Once I have served from my pot, the patrons go to eat at the long table in the joining room off the kitchen where I see them easily since there is no wall. The patrons take places around the table and hunker over their food, many bringing their faces down to their bowls, nearly nosing them, to eat. I watch the patrons chew my food with round, grinding motions of the mouth. Many get quite consumed in the act, I discover. During their meals, the men and women pass words with their companions which I may catch. Some speak right to the bowls before their lips, as if talking with them; these individuals make lunch in every sense an intimate, even personal matter. When done, the people who had brought dishes—and even utensils—stow them in their bags or briefcases and leave. Many do it curtly, as if in a hurry to forget about the meal. Their speedy withdrawal makes me feel I had cooked their lunch poorly. The patrons who borrowed bowls from the kitchen return those to my sink. A patron, trying to be personable, may hand back one with the stew all eaten. I like the patron who does this, because I can leave these bowls alone for next time, no extra labor on my part. However, many patrons return bowls with food left inside, a hard piece of beef, some untouched turnip. I pour the uneaten part back into my pot. I do not like to do this. I dislike the patrons' saliva in the stew even more than my own. However, I cannot waste food in my kitchen. 


From my stove, I listen sometimes as the patrons talk about my stew. They often suggest how to improve it; at other times, they complain outright over its quality. I am busy enough in the kitchen that their remarks may affect me as I cook and I would not know it. I attend to only one thing at a time; I haven't much mind for indirect suggestion, I don't think. On the other hand, I admit I have tried to cook in a new way or two based on things I overheard the patrons say. Whether I do anything significant or not when I try, I find when sampling the pot that the food never tastes too much different, nor do I hear the patrons receive it with any more than their usual praise or disfavor. It may be that they have thought differently of the food and just do not speak up. Or I may not hear them say as much, thanks to my bad ears or my constant motion at the stove. Perhaps too, my tongue does not catch some subtleties of flavor in the stew when I try to judge. (When you have eaten from the stuff as long as I have, it often just tastes the same.) I do not trouble much to explain my failure. In the end, I believe what matters in cooking is the stir of the ladle and the heat firing under my pot's bottom. Taste will speak to who has it and when.
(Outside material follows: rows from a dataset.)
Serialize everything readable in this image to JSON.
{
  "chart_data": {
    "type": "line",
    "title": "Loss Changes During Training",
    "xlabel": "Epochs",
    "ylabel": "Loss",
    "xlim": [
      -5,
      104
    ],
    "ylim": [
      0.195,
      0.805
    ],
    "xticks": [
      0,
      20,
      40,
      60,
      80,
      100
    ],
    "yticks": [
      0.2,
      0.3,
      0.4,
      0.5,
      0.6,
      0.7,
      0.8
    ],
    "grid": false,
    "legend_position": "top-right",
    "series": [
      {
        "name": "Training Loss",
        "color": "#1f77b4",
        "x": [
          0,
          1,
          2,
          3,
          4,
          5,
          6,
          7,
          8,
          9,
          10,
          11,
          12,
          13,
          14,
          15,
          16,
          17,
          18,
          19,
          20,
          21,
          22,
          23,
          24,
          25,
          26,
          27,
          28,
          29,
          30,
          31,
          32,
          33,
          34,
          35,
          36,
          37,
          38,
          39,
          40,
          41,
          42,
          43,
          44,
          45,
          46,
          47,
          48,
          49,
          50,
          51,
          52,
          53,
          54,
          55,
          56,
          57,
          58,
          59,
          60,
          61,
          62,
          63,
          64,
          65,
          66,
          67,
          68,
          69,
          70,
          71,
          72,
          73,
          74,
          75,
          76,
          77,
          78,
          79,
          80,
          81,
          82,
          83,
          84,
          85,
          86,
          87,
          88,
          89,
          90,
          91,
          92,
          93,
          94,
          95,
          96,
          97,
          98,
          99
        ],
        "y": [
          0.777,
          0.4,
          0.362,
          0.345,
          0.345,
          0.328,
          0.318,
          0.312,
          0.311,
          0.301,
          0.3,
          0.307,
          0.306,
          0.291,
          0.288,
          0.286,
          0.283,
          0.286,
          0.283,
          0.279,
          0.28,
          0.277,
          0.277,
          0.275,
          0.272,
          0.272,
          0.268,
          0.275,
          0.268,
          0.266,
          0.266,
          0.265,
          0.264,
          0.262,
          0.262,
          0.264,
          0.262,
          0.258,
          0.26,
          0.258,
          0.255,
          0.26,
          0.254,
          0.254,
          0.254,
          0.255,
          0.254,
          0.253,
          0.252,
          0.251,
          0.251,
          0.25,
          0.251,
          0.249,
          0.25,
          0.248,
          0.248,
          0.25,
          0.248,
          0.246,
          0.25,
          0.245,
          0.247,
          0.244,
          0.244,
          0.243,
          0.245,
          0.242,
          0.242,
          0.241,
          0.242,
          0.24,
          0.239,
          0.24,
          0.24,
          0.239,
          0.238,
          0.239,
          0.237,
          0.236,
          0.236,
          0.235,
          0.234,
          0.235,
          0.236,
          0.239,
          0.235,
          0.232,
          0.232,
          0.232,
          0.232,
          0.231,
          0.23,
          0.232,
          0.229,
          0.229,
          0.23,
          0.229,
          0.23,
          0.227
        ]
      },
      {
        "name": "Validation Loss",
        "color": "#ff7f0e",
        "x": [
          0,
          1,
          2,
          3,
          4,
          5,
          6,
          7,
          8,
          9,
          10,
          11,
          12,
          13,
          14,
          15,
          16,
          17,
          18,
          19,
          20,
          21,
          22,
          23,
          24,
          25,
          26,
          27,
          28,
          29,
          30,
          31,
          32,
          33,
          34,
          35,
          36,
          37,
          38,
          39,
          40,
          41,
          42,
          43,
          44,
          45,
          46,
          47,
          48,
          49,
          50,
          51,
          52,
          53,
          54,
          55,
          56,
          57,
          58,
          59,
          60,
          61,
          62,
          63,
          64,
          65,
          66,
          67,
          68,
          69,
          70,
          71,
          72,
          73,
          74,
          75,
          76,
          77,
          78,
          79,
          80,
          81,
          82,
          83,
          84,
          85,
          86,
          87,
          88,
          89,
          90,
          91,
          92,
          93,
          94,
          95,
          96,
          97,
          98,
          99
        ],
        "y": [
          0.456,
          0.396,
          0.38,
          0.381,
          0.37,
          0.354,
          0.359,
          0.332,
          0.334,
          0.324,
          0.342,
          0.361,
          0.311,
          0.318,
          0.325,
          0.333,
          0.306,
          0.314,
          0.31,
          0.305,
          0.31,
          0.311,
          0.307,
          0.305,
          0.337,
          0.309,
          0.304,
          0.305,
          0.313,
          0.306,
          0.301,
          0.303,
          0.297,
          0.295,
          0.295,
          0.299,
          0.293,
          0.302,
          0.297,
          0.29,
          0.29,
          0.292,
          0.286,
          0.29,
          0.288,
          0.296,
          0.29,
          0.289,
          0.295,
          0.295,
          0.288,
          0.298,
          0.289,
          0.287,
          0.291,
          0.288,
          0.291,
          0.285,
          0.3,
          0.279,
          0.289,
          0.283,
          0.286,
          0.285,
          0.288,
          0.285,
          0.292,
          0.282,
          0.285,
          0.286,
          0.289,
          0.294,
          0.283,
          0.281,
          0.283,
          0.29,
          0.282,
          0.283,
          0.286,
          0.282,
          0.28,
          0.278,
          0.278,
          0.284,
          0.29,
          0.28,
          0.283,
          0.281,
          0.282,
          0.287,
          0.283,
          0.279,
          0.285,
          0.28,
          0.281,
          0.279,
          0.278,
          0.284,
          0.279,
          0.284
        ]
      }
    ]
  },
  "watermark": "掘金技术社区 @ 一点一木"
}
As I cook on, I find I can weary of it. I chop the beef and it all seems so many blocks at the end. I endure rather than enjoy the steam from the pot. I consider then what I am doing here in this diner, toiling as if forever. I never can justify it to myself even when I admit that someone else could cook for the patrons as easily. And since I cannot justify it, I simply go on cooking. I sleep each night by the stove and wake to a fresh, new day at my great pot. The question of why I do it will eat at me when it comes.